Death; End of the journey
A couple of days ago I was online & a friend I have not seen in a long time came on. We started chatting and catching up on each other when he gave me the news of death…Him: Remember flan.
Me: No I don’t. (being sarcastic)
Him: Flan obo Flana, u don’t remember him?
Me: of course I remember him silly, what about him?
Him: He died a week ago in a motorbike accident.
It was so unexpected. I have not seen, heard of or thought of this person is so long. I don’t know if this is what u call shock, but I couldn’t believe it. I wanted to tell my friend to stop kidding. Although I know people don’t kid about this sort of thing, but I kept wanting to tell him to stop anyway.

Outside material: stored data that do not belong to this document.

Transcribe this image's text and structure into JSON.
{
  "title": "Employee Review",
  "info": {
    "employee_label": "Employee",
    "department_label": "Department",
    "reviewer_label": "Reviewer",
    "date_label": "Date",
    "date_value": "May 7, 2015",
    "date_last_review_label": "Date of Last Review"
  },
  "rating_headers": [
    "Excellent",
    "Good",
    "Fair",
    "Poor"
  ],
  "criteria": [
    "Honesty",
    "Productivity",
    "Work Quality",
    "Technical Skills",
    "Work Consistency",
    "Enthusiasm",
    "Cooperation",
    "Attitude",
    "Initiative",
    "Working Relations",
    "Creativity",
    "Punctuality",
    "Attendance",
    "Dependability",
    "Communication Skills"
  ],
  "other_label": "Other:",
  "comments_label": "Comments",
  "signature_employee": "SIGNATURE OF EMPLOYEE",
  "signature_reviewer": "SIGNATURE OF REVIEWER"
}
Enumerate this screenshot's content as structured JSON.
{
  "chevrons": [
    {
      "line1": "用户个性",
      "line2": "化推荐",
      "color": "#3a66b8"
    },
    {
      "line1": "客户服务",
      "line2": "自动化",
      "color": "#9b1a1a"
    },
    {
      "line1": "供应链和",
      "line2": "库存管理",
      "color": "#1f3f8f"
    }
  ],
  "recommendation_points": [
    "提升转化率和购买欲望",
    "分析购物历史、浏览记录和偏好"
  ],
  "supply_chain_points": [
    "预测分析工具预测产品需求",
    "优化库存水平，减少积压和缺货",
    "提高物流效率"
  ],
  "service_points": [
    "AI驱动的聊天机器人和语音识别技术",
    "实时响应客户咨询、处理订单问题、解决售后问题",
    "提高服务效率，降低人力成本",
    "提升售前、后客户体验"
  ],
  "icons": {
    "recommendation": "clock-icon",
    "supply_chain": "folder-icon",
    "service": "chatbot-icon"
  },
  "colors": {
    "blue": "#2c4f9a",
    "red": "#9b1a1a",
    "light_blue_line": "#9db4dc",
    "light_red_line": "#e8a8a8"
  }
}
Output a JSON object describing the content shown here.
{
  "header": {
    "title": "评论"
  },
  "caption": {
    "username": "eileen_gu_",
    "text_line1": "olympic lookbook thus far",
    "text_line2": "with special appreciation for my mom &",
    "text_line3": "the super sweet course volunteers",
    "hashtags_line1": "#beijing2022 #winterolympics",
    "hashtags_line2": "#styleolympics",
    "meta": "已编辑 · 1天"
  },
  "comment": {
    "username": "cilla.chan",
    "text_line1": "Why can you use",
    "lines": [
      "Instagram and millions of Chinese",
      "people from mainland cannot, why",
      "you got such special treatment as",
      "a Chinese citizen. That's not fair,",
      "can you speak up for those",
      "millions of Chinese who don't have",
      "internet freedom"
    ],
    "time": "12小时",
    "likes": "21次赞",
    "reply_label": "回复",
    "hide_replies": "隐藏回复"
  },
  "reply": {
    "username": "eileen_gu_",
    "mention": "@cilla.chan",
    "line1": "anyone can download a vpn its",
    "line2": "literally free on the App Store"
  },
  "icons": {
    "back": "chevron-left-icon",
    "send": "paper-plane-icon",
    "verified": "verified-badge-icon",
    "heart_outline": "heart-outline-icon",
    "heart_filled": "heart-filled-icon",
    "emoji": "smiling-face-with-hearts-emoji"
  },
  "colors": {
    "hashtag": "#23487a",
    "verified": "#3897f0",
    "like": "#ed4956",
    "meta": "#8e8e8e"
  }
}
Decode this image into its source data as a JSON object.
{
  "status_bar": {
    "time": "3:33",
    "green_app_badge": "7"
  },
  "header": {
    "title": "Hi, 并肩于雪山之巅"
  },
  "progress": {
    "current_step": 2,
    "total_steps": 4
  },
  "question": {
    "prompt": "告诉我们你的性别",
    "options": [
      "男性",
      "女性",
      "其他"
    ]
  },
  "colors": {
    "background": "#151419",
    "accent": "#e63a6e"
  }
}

When it finally sunk in, all I could think of was his daughters & all I could feel was anger. Flan has two little girls, how could he be so stupid!! How could he do this to them?!
After a while I forgot all about him or I thought I did. He kept jumping into my thoughts every now & then. Until last night while I was trying to sleep, he came into my mind full blast. I found myself remembering the way he looked & the way he laughed & the stupid arguments he kept getting us all into. Remembering the flesh & blood that are no more & trying to understand how this flame of life has been extinguished .. So suddenly!
He was my favorite driver because he would go the fastest. I loved his black hybosa, I loved to ride behind him & the faster he went the higher I felt, laughing gaily, hair flying & slapping my face like thin ropes. I remember how I used to stand up behind him & stretch my arms to the side for balance & then he would stand up too, lift his arms & hold my hands to show me that he was driving handless. This is no doubt stupid. But at the time it felt like passion, a passion for bikes, for speed, for having no limits & breaking free. And in the end, this passion killed him. Does this mean a man with a passion dies young? Does this mean I will die young? I have so many passions I can’t even begin to count. I tell myself I shouldn’t be thinking this way. That death is the end of our journey. We all will reach this end some day, this fellow human being just happened to reach his end before me. That’s all! And aren’t life & death two sides of one coin! Isn’t death the reverse of birth?!
And still, it’s hard to comprehend. Even thinking about it, analyzing it & writing about it brings me a feeling of guilt, because I know that somewhere not far from me is a woman crying over the warmth of a man who is lost to her forever & two little girls who might not understand. Thinking of his girls breaks my heart most.
Death makes sense, I know, & yet at the same time I feel it makes no sense at all!
Friends, if anyone knows … help me know. Death is still a stranger to me.
5 Comments:
Death never makes any sense, and life is precious, and that’s why we have to hold on to it with our teeth and at the same time accept death as a natural phenomena.
My condolences :(
This kind of sudden, unexpected death is certainly the hardest to live through for the deceased person's family & loved ones.
The devastating effects & the hurt can go on for years, especially when there is no plausible reason.
Certainly it is not a reason not to live your life to the fullest, because I do believe that when a person's time is up, he goes. But sometimes there are people who tempt fate a bit more than others.
Tantalize
I don’t think I’m afraid of dieing, I might even welcome it. It’s the death of loved ones that I fear.
Ayya
Thanks hon.
Jeff
That’s true, we don’t know what could have happened. Maybe ur right. Thanks for the hug sweetie *hugs bk*
Jewaira
But where do u draw the line between living ur life to the fullest & tempting fate?
I guess you can be your own best judge.
Sometimes when we are younger we believe that we are invincible. But you yourself mentioned how daring you were at times and you realize now the risks you have been taking.
By tempting fate I mean: Some people do get several chances, like 'warning signs', before something 'bad' happens to them. I have seen it so many times. Minor accidents or miraculous survivals or second chances.
Death also has a way of sobering us; nothing more sobering than going to the cemetery in Kuwait.
I hear you Jewaira, I hear you..
It's actually very calm in the cemetary, I like going there.